Although no statute of limitations should limit this research, practically speaking it should concern itself with the recent period from circa 1950 – 2010.
Prior to writing this post, I checked at the Diocese of Victoria and Saint Andrew’s Cathedral websites, and was shocked and disappointed to find nothing of relevance to these horrific newstories easily found in all the world’s newspapers.
The silence of the present bishop (Richard Gagnon), the Cathedral Rector Father John Laszczyyk, other priests and their bureaucrats at the Diocese and at the Cathedral with respect to this problem is deafening.
It is also time to open the secret sex and sadistic physical abuse history files, allow the victims, priests, or other sane people with any credible allegations or new information about old or ongoing cases of sexual or sadistic physical abuse by priests, brothers or nuns in the Diocese of Victoria to finally come forward in a public forum to set the record straight.
If need be, those victims should press criminal charges, and those guilty priests or other sexual predators should confess and turn themselves in to the secular authorities.
To finally bring justice to the victims, to properly prosecute predators, and to protect innocent priests, brothers and nuns, the best course of action is to allow the presumption of innocence to be maintained in a secular court , until such time as clear culpability is determined.
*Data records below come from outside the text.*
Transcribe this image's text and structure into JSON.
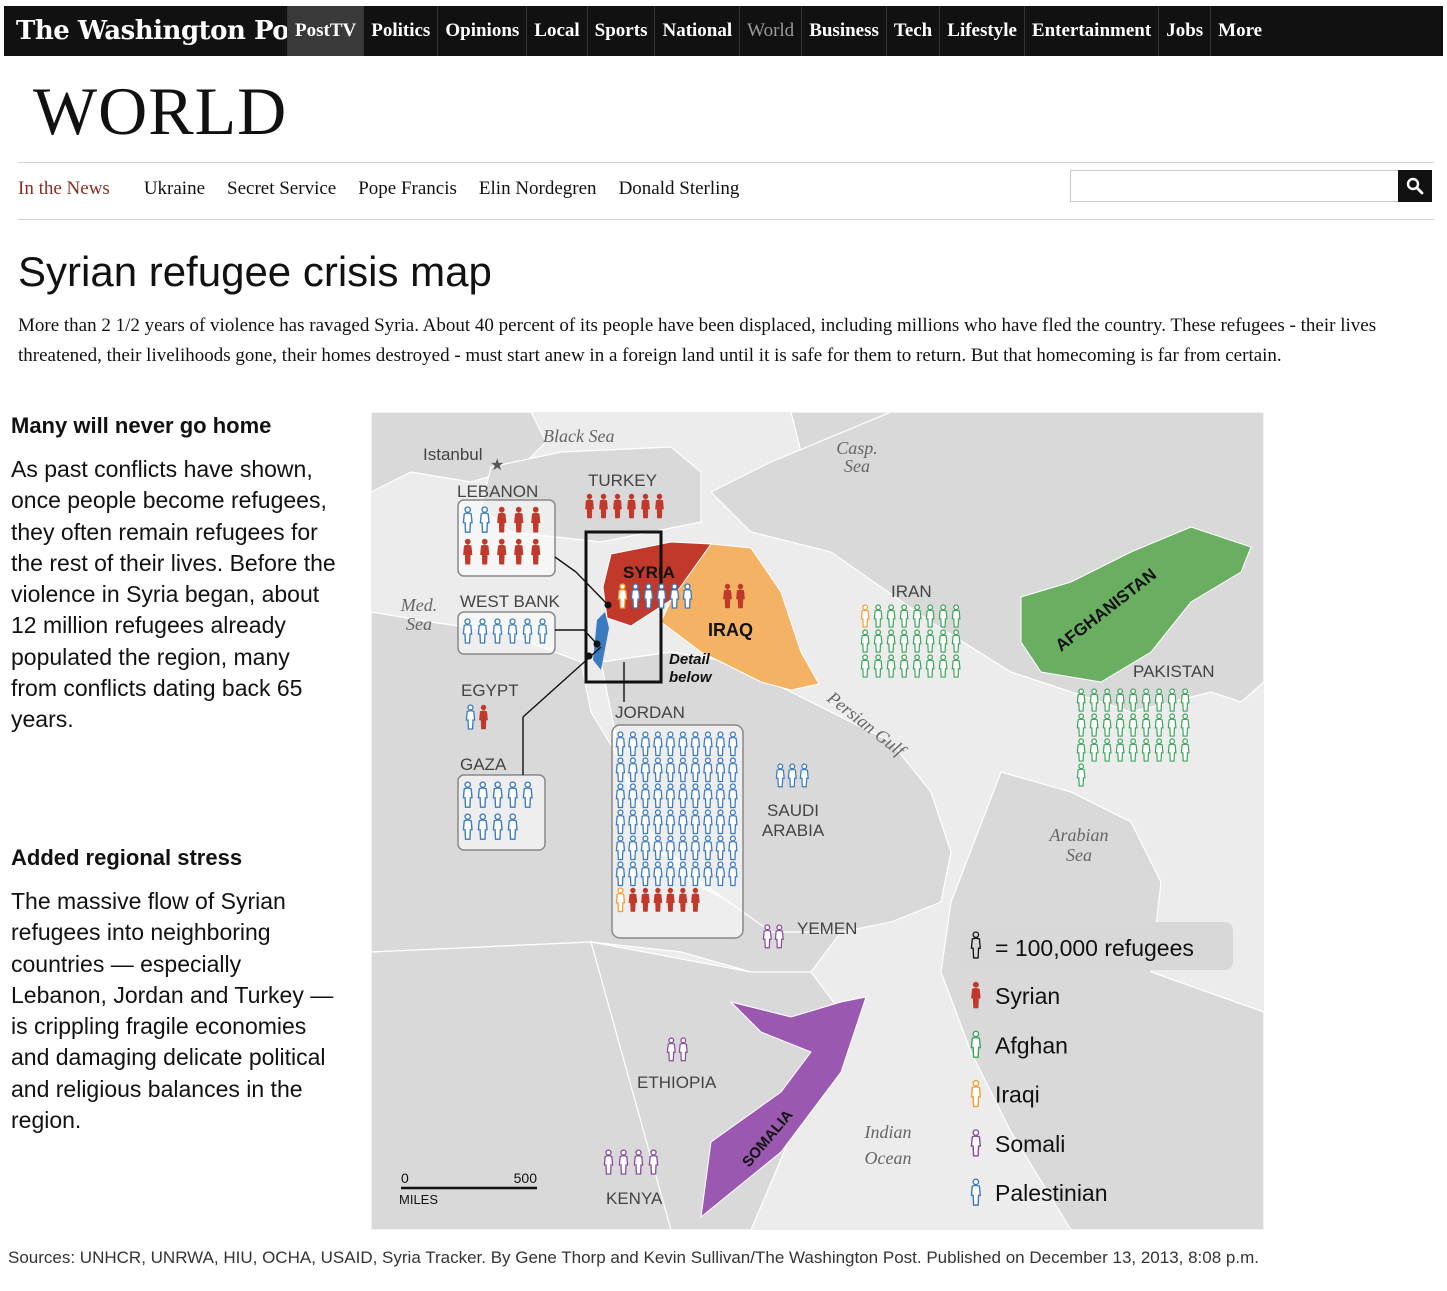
{
  "masthead": "The Washington Post",
  "nav": [
    "PostTV",
    "Politics",
    "Opinions",
    "Local",
    "Sports",
    "National",
    "World",
    "Business",
    "Tech",
    "Lifestyle",
    "Entertainment",
    "Jobs",
    "More"
  ],
  "nav_current": "World",
  "section_title": "WORLD",
  "in_the_news": {
    "label": "In the News",
    "topics": [
      "Ukraine",
      "Secret Service",
      "Pope Francis",
      "Elin Nordegren",
      "Donald Sterling"
    ]
  },
  "search": {
    "value": "",
    "icon": "search-icon"
  },
  "headline": "Syrian refugee crisis map",
  "intro": "More than 2 1/2 years of violence has ravaged Syria. About 40 percent of its people have been displaced, including millions who have fled the country. These refugees - their lives threatened, their livelihoods gone, their homes destroyed - must start anew in a foreign land until it is safe for them to return. But that homecoming is far from certain.",
  "sidebar": [
    {
      "heading": "Many will never go home",
      "body": "As past conflicts have shown, once people become refugees, they often remain refugees for the rest of their lives. Before the violence in Syria began, about 12 million refugees already populated the region, many from conflicts dating back 65 years."
    },
    {
      "heading": "Added regional stress",
      "body": "The massive flow of Syrian refugees into neighboring countries — especially Lebanon, Jordan and Turkey — is crippling fragile economies and damaging delicate political and religious balances in the region."
    }
  ],
  "map": {
    "water_labels": {
      "black_sea": "Black Sea",
      "casp_1": "Casp.",
      "casp_2": "Sea",
      "med_1": "Med.",
      "med_2": "Sea",
      "persian_gulf": "Persian Gulf",
      "arabian_1": "Arabian",
      "arabian_2": "Sea",
      "indian_1": "Indian",
      "indian_2": "Ocean"
    },
    "city": "Istanbul",
    "country_labels": {
      "syria": "SYRIA",
      "iraq": "IRAQ",
      "afghanistan": "AFGHANISTAN",
      "somalia": "SOMALIA",
      "iran": "IRAN",
      "pakistan": "PAKISTAN",
      "saudi_1": "SAUDI",
      "saudi_2": "ARABIA",
      "yemen": "YEMEN",
      "ethiopia": "ETHIOPIA",
      "kenya": "KENYA",
      "jordan": "JORDAN",
      "lebanon": "LEBANON",
      "turkey": "TURKEY",
      "west_bank": "WEST BANK",
      "egypt": "EGYPT",
      "gaza": "GAZA"
    },
    "detail_1": "Detail",
    "detail_2": "below",
    "scale": {
      "zero": "0",
      "max": "500",
      "unit": "MILES"
    },
    "colors": {
      "syrian": "#c0392b",
      "afghan": "#3aa55a",
      "iraqi": "#f0a030",
      "somali": "#8a4aa0",
      "palestinian": "#3a7ac0",
      "land": "#d9d9d9",
      "sea": "#ececec"
    },
    "counts": {
      "lebanon": [
        {
          "group": "palestinian",
          "n": 2
        },
        {
          "group": "syrian",
          "n": 8
        }
      ],
      "turkey": [
        {
          "group": "syrian",
          "n": 6
        }
      ],
      "syria": [
        {
          "group": "iraqi",
          "n": 1
        },
        {
          "group": "palestinian",
          "n": 5
        }
      ],
      "iraq": [
        {
          "group": "syrian",
          "n": 2
        }
      ],
      "iran": [
        {
          "group": "iraqi",
          "n": 1
        },
        {
          "group": "afghan",
          "n": 23
        }
      ],
      "pakistan": [
        {
          "group": "afghan",
          "n": 28
        }
      ],
      "west_bank": [
        {
          "group": "palestinian",
          "n": 6
        }
      ],
      "egypt": [
        {
          "group": "palestinian",
          "n": 1
        },
        {
          "group": "syrian",
          "n": 1
        }
      ],
      "gaza": [
        {
          "group": "palestinian",
          "n": 9
        }
      ],
      "jordan": [
        {
          "group": "palestinian",
          "n": 60
        },
        {
          "group": "iraqi",
          "n": 1
        },
        {
          "group": "syrian",
          "n": 6
        }
      ],
      "saudi_arabia": [
        {
          "group": "palestinian",
          "n": 3
        }
      ],
      "yemen": [
        {
          "group": "somali",
          "n": 2
        }
      ],
      "ethiopia": [
        {
          "group": "somali",
          "n": 2
        }
      ],
      "kenya": [
        {
          "group": "somali",
          "n": 4
        }
      ]
    },
    "legend": {
      "scale_label": "= 100,000 refugees",
      "items": [
        {
          "group": "syrian",
          "label": "Syrian"
        },
        {
          "group": "afghan",
          "label": "Afghan"
        },
        {
          "group": "iraqi",
          "label": "Iraqi"
        },
        {
          "group": "somali",
          "label": "Somali"
        },
        {
          "group": "palestinian",
          "label": "Palestinian"
        }
      ]
    }
  },
  "sources": "Sources: UNHCR, UNRWA, HIU, OCHA, USAID, Syria Tracker. By Gene Thorp and Kevin Sullivan/The Washington Post. Published on December 13, 2013, 8:08 p.m."
}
The Church should be co-operating with all legitimate secular authorities needing legitimate access to legal or other documents, rather than resorting to scapegoating practices of obfuscation, defence or evasion.
So as to protect the laity from having their parish churches sold off to pay out victims, the Diocese should divest the Bishop of Victoria from his legal title to all properties currently ‘owned’ by him (as ‘corporation sole’), and deed them back to the parishes.
Compensation to victims should be paid by the abuser himself.
If that is not possible because of insolvency, parish councils should help the priest or bishop pay the victims with loans taken out on the equity of parish properties.
Under no circumstances should parishioners lose their parish churches because of the criminal sins of their priests or bishops, as this compounds the injustice already done to the victims by further victimizing innocent parishioners.
Once he has ordered these inventories and forums to be done in every Diocese on the planet, the Pope and all Cardinals who elected him should resign.
They should all make themselves available for interrogation by any and all police agencies that might need to talk to them.
Our prayers will be with them, as they would be extended to any miserable Christian sinner who repents, that the grace of God’s infinite mercy might soften their stiff necks, and help them repent of their foolish pride.